Halle (Saale) modernisiert Bebauungsplan für Weinberg Campus bis 2026
Gabor HethurHalle (Saale) modernisiert Bebauungsplan für Weinberg Campus bis 2026
Die Stadtverwaltung von Halle (Saale) aktualisiert den Bebauungsplan für den Technologiepark Weinberg Campus. Die Änderungen sollen den Standort wettbewerbsfähig halten und künftige Erweiterungen ermöglichen. Über die Veröffentlichung des Entwurfes der Planänderungen wird am 24. Juni 2026 abgestimmt.
Der ursprüngliche Bebauungsplan aus dem Januar 1998 entspricht nicht mehr den aktuellen Bau-, Planungs- und Immissionsschutzvorschriften, weshalb eine Überarbeitung notwendig wurde. Die Anpassungen betreffen zwei Kernbereiche mit insgesamt etwa 26,2 Hektar und ermöglichen künftig Produktions- und Vertriebsaktivitäten im Zusammenhang mit Forschung.
Ein 2018 eingereichter Antrag zum Bau eines 1.900 Quadratmeter großen Einzelhandelsgroßmarktes auf dem Campus war vom Stadtrat abgelehnt worden. Nun soll ein fünf Hektar großes Gelände südlich der Blücherstraße, das ursprünglich für eine größere Siedlung vorgesehen war, umgewidmet und neu vermarktet werden.
Der aktualisierte Plan führt maximale Bauhöhen ein, um den örtlichen und landschaftlichen Charakter zu bewahren. Zwar gibt es keine konkrete Begrenzung auf 25 Meter, doch der Rahmen stellt sicher, dass die Bebauung zum Erscheinungsbild des Gebiets passt. Zudem werden strategische Lärmschutzmaßnahmen rechtlich verankert, die für jedes Grundstück zulässige Lärmgrenzen festlegen.

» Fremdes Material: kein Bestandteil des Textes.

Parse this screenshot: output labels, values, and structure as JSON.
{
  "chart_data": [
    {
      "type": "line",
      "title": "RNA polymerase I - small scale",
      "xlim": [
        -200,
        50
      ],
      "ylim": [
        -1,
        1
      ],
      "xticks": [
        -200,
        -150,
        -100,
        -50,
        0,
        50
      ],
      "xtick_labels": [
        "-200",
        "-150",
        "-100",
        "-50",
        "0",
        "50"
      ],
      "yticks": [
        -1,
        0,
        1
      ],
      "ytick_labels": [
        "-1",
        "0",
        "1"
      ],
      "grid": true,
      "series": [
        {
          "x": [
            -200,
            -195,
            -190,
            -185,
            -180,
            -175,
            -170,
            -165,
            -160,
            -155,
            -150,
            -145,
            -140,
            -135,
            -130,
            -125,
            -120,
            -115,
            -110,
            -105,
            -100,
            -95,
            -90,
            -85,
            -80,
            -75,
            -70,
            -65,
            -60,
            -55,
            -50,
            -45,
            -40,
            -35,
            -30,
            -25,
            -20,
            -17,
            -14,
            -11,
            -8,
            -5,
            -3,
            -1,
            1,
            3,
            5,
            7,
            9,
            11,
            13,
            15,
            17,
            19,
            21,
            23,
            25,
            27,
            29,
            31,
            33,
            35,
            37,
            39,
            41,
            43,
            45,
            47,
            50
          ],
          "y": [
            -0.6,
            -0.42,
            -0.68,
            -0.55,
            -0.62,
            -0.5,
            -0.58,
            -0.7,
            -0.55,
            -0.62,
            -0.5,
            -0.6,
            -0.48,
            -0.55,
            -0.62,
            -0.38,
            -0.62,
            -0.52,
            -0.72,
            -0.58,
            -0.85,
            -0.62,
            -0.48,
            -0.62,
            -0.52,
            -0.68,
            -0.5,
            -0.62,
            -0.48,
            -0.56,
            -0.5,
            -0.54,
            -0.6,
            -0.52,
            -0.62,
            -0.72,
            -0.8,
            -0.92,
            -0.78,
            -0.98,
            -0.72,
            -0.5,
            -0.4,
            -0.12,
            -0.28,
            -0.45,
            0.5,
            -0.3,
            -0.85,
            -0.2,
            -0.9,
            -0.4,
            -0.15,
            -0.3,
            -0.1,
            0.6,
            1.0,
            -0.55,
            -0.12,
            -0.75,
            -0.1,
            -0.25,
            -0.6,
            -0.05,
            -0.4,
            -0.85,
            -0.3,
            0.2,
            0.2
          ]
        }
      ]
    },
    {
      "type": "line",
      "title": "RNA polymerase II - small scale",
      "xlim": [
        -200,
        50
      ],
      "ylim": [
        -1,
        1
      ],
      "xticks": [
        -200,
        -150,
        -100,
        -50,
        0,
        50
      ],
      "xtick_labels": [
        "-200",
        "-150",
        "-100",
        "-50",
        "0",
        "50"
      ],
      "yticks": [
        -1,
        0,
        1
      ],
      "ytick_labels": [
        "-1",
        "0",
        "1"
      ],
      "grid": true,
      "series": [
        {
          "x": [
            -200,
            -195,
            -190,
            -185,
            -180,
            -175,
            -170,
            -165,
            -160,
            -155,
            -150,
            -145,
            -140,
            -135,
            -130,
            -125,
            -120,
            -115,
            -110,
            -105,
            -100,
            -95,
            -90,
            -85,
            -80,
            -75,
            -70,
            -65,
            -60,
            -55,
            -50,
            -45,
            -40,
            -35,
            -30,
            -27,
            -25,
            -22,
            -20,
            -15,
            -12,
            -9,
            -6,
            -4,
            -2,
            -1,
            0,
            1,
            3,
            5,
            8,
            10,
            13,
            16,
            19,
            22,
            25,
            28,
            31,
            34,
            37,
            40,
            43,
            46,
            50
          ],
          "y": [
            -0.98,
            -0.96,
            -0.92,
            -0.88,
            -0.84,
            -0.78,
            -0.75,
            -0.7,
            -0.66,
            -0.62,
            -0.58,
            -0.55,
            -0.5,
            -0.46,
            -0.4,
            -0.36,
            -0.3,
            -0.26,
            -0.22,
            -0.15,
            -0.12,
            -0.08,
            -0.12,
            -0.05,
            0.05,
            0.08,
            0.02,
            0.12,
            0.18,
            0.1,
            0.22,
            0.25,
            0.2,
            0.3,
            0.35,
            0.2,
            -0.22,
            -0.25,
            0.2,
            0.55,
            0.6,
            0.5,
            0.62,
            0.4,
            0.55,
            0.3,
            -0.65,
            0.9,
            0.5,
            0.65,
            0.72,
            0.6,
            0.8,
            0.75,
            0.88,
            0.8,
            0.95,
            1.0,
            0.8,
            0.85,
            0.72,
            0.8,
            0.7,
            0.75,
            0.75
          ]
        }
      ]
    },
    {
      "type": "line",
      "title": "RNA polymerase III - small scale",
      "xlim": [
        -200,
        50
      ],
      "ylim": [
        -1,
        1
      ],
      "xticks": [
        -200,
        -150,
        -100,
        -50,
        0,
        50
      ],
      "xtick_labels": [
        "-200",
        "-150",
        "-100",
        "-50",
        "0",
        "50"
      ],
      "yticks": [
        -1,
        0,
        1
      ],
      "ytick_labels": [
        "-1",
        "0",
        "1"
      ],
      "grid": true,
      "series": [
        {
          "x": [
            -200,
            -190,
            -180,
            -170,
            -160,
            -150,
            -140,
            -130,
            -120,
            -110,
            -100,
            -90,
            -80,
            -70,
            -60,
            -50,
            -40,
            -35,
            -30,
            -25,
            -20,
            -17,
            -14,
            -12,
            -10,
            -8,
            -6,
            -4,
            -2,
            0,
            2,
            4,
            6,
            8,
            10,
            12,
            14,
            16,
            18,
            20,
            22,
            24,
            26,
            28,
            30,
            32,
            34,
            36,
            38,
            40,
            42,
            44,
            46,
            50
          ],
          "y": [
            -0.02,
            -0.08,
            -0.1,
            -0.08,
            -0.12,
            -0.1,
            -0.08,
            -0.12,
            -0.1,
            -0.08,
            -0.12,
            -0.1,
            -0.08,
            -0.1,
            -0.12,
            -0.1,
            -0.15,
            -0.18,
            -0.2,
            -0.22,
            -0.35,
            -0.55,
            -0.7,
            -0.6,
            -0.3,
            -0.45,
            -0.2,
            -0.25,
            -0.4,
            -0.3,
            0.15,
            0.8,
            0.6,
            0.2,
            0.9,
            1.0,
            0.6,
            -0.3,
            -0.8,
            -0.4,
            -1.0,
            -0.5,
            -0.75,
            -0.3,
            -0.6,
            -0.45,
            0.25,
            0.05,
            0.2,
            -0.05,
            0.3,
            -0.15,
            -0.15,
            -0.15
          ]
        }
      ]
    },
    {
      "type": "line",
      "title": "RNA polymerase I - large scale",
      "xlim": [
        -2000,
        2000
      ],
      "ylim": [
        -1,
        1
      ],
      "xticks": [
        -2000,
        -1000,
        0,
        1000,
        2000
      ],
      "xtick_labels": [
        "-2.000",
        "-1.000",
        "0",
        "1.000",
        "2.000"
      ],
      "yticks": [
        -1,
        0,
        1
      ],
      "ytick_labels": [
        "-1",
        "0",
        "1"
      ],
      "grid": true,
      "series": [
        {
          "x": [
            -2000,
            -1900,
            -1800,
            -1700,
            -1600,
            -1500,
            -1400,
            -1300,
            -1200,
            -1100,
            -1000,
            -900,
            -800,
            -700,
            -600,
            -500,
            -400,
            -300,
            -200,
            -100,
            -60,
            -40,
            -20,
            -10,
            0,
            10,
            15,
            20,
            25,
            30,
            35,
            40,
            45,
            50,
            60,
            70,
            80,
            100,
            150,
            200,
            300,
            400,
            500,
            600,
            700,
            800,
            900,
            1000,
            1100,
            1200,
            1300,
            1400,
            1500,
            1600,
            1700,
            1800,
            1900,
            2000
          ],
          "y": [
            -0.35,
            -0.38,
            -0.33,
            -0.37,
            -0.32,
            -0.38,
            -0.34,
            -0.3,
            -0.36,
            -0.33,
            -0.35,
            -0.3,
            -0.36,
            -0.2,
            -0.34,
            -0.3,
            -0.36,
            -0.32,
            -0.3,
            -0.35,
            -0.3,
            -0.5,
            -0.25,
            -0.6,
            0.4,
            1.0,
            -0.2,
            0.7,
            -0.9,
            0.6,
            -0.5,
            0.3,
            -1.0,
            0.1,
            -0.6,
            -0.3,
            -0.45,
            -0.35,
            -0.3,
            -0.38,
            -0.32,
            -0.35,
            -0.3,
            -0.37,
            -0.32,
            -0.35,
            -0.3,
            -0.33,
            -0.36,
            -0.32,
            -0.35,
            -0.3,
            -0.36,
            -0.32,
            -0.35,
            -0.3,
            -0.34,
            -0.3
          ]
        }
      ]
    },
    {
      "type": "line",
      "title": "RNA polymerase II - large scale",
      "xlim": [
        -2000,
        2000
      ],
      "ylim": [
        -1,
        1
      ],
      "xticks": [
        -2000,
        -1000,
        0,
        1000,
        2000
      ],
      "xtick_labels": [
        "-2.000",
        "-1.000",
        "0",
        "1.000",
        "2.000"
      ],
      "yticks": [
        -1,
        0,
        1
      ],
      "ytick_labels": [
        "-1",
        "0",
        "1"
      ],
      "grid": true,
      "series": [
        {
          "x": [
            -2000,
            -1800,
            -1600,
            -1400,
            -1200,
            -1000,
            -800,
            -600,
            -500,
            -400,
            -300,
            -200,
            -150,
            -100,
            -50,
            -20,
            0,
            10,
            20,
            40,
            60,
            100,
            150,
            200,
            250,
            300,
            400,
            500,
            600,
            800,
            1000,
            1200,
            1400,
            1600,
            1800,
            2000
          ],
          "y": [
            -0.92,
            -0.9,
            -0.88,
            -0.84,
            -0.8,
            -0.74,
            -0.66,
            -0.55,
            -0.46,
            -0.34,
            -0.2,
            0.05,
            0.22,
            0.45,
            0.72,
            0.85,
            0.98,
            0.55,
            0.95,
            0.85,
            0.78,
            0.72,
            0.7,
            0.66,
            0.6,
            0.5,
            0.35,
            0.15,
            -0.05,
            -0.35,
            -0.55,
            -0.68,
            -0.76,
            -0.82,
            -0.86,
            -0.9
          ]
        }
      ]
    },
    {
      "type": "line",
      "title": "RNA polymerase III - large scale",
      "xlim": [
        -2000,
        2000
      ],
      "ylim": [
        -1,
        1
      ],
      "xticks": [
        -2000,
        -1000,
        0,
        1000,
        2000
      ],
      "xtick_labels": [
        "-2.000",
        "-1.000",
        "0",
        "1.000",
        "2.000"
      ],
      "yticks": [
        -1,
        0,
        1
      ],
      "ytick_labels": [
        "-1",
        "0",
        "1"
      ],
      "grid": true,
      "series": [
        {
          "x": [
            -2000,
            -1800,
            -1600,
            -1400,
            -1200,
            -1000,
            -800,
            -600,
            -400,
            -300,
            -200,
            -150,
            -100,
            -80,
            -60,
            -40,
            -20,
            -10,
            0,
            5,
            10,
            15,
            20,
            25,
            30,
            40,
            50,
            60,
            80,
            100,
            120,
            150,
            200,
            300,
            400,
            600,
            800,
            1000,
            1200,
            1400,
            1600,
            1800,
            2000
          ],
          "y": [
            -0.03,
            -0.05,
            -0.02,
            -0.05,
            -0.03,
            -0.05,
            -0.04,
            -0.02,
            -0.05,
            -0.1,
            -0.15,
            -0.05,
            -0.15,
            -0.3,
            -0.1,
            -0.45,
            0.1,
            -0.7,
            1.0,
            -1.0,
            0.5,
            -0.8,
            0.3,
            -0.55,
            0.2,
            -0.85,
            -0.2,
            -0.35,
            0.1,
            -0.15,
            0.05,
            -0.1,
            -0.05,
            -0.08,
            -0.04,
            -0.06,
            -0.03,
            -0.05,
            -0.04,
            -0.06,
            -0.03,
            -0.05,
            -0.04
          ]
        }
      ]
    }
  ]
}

Die Umweltauswirkungen der Änderungen wurden als geringfügig bis vernachlässigbar bewertet. Es kommt zu keiner zusätzlichen Versiegelung von Böden, und es gibt keine negativen Auswirkungen auf Klima oder Luftqualität. Das Verfahren belastet den städtischen Haushalt nicht, sondern soll durch den Verkauf von Baugrundstücken sogar Einnahmen generieren.

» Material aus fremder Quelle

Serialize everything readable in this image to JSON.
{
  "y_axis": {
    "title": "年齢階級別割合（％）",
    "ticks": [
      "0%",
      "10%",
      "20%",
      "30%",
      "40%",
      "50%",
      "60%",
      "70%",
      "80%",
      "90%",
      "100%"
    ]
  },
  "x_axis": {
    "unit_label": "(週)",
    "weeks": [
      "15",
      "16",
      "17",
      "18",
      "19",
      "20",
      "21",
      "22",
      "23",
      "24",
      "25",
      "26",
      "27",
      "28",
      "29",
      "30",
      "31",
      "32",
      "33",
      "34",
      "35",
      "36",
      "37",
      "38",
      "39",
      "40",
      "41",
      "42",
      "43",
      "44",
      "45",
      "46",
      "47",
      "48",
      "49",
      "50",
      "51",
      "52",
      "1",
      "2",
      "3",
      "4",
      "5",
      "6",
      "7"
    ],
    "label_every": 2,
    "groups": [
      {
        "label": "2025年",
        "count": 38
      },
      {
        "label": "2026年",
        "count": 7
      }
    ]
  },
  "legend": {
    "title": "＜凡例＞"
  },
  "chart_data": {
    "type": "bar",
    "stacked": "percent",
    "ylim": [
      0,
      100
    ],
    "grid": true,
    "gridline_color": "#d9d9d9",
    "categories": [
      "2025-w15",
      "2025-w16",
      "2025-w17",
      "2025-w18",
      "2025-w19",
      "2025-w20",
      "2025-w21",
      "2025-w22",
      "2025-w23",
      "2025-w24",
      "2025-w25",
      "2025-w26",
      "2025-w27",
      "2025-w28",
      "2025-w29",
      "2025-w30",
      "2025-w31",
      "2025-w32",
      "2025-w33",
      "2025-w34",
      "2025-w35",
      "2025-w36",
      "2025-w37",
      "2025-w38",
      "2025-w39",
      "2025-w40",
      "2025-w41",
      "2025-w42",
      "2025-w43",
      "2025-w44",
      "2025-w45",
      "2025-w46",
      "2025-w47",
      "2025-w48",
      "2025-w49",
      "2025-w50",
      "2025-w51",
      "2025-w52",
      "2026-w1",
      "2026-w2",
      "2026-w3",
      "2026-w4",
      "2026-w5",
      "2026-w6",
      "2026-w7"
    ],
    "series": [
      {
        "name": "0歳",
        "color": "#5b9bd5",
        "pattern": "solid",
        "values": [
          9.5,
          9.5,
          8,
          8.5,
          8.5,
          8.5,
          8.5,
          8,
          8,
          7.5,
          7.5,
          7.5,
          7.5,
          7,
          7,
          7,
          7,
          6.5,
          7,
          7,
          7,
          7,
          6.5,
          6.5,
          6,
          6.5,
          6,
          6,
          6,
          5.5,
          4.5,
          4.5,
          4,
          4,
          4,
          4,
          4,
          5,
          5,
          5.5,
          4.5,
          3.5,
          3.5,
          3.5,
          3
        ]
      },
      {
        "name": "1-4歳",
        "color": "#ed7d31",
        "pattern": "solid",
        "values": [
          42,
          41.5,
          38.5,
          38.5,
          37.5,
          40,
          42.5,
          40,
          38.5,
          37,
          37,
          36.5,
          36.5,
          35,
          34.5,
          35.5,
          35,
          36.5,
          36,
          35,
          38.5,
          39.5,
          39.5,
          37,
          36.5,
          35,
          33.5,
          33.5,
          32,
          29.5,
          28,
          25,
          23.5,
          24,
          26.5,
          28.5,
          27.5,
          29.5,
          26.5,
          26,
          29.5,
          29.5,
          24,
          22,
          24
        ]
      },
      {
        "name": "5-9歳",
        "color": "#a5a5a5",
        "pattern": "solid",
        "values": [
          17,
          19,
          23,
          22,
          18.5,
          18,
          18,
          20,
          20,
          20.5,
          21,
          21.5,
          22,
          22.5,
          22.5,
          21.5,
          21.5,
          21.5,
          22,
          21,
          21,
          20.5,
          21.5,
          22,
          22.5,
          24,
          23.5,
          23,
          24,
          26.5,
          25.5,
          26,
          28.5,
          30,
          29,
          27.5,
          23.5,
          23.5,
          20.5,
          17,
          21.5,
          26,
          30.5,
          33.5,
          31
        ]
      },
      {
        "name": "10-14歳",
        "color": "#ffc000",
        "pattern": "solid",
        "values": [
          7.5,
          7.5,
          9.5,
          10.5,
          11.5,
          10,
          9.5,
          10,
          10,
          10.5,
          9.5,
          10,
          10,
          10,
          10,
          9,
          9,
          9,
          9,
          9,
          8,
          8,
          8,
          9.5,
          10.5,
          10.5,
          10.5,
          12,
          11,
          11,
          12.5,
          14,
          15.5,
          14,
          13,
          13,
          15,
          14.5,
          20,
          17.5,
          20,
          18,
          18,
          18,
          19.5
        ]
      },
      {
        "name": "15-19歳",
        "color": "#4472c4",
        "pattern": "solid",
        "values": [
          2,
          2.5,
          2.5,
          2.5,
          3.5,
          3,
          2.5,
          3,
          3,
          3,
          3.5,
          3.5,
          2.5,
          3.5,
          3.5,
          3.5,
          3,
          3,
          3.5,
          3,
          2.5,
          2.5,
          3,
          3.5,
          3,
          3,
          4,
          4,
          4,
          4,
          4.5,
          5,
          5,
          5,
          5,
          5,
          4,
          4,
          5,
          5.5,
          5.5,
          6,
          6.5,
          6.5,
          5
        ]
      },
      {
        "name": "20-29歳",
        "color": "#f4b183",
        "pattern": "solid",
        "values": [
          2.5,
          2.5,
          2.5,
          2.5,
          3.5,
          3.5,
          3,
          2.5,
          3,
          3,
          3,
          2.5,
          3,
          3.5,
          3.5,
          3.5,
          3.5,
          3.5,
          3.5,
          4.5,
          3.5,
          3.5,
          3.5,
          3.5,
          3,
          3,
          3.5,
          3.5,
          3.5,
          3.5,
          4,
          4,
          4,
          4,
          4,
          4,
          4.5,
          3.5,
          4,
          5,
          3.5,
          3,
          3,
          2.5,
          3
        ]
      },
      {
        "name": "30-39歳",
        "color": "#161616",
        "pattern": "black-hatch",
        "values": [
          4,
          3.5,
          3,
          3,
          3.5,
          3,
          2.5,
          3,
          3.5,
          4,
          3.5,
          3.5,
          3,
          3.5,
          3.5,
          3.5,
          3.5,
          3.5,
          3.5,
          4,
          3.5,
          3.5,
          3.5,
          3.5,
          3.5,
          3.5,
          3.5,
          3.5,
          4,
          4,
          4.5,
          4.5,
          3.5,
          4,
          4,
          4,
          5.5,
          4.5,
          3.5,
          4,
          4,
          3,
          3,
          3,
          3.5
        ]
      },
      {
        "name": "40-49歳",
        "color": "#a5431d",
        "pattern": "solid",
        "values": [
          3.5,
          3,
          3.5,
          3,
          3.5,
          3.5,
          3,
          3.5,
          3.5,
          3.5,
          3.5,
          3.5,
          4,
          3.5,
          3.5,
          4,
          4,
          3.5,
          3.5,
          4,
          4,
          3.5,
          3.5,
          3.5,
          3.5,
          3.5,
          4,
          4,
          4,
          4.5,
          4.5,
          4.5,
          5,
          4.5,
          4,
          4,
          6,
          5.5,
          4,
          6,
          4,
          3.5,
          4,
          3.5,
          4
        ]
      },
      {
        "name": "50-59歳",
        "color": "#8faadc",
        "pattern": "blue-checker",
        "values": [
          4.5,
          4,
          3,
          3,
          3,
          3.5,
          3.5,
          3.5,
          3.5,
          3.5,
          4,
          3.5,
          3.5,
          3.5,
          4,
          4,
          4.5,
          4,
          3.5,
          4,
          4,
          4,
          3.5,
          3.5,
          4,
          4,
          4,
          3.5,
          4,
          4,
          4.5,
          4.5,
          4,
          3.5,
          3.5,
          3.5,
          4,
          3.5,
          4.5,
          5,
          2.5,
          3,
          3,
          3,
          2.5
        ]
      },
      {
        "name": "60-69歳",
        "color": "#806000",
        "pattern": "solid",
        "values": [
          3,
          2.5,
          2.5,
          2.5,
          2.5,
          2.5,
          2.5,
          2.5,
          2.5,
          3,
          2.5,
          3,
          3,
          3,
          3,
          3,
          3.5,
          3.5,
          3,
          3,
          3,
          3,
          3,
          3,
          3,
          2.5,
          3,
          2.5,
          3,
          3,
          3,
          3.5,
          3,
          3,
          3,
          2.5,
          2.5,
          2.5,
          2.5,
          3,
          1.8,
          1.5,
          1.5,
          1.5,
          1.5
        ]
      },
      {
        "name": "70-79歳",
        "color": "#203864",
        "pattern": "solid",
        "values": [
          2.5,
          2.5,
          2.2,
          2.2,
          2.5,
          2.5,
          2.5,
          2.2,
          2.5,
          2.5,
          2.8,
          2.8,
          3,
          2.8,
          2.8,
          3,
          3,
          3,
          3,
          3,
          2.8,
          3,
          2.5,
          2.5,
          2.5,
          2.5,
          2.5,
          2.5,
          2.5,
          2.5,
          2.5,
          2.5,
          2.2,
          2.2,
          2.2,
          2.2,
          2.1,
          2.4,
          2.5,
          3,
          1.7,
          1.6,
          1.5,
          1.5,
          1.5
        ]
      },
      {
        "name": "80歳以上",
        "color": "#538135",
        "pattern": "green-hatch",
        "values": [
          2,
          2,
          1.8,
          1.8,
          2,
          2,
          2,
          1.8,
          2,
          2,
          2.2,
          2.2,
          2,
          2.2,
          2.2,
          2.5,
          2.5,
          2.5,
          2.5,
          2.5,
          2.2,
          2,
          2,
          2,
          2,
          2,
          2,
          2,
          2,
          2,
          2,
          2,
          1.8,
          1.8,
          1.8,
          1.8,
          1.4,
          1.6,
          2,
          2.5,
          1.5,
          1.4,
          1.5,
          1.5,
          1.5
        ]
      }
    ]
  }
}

Die Abstimmung des Stadtrats am 24. Juni 2026 entscheidet, ob der Entwurf der Planänderungen veröffentlicht wird. Bei einer Zustimmung würde der Bebauungsplan modernisiert und das Wachstum des Technologieparks gefördert. Die Überarbeitung zielt darauf ab, rechtliche Standards zu erfüllen und gleichzeitig den Charakter des Gebiets zu bewahren.